Ever since the announcement by the Free Navy, the prime minister had been back in the cabin, using their own tightbeam for what sounded like a hundred furious conversations that all seemed to have the same timbre. Alex couldn’t quite make out all the words and he made conscious effort not to listen in case someone asked later what he knew. But the phrases not substantiated and significant failure and still investigating all came through enough times that Alex started to recognize them, kind of like hearing a song often enough that the lyrics became clearer.
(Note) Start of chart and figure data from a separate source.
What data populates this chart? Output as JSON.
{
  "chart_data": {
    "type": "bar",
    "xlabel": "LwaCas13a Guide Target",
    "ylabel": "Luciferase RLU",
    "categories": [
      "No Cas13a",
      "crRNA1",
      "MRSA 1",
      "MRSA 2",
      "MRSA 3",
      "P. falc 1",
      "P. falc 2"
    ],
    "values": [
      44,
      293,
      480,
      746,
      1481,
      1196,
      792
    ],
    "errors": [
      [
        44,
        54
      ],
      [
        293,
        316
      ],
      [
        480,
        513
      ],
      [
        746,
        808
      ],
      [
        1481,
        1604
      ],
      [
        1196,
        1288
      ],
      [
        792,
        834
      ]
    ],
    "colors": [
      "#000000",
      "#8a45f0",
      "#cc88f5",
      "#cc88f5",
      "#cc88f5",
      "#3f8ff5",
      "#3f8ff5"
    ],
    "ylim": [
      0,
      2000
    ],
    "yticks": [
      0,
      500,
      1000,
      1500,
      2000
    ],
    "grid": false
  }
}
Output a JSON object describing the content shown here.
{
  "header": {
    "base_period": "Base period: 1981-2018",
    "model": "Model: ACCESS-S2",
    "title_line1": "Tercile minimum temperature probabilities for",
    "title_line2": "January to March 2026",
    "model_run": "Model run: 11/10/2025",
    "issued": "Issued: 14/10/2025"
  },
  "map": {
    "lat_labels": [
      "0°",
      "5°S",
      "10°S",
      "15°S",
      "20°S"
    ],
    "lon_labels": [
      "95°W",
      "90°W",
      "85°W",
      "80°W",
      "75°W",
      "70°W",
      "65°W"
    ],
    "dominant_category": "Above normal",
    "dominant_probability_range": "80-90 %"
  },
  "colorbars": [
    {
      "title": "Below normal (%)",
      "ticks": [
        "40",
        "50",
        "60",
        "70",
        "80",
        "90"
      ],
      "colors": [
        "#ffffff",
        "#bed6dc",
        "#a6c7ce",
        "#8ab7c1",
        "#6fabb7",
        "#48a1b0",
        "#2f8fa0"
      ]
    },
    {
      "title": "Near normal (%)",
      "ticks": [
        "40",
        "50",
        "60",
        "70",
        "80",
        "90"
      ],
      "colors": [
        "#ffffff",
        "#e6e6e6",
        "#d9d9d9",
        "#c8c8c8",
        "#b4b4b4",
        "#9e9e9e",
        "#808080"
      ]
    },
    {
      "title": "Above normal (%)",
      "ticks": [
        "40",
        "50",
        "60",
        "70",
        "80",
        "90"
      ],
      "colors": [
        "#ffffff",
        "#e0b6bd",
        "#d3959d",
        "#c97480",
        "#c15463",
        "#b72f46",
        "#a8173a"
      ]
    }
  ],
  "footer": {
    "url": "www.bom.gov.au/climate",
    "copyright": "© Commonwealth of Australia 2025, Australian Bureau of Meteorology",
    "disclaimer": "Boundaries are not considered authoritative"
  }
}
His monitor was divided between a large-scale map of the solar system highlighting the parts of it critical to him – the Razorback, the UN military escort burning out to meet them, the Rocinante, the Pella and its pack, Tycho Station, Mars, Earth, Luna – and a smaller inset that was the Razorback’s internal systems diagnostics. The little pinnace hadn’t been intended for full interplanetary travel, and with Earth and Mars where they were, they were going to be cutting it pretty close. The reactor had enough fuel pellets to burn for months, but once they ran out of ejection mass, the drive wouldn’t do them much good. So far, they were still inside the error bars. Which, for him, meant that even if they ran out, they’d be going slow enough that someone could come throw a tether on them. Rescued by professionals was still firmly in his win column.
The navigation system threw an alert to his monitor. He opened it.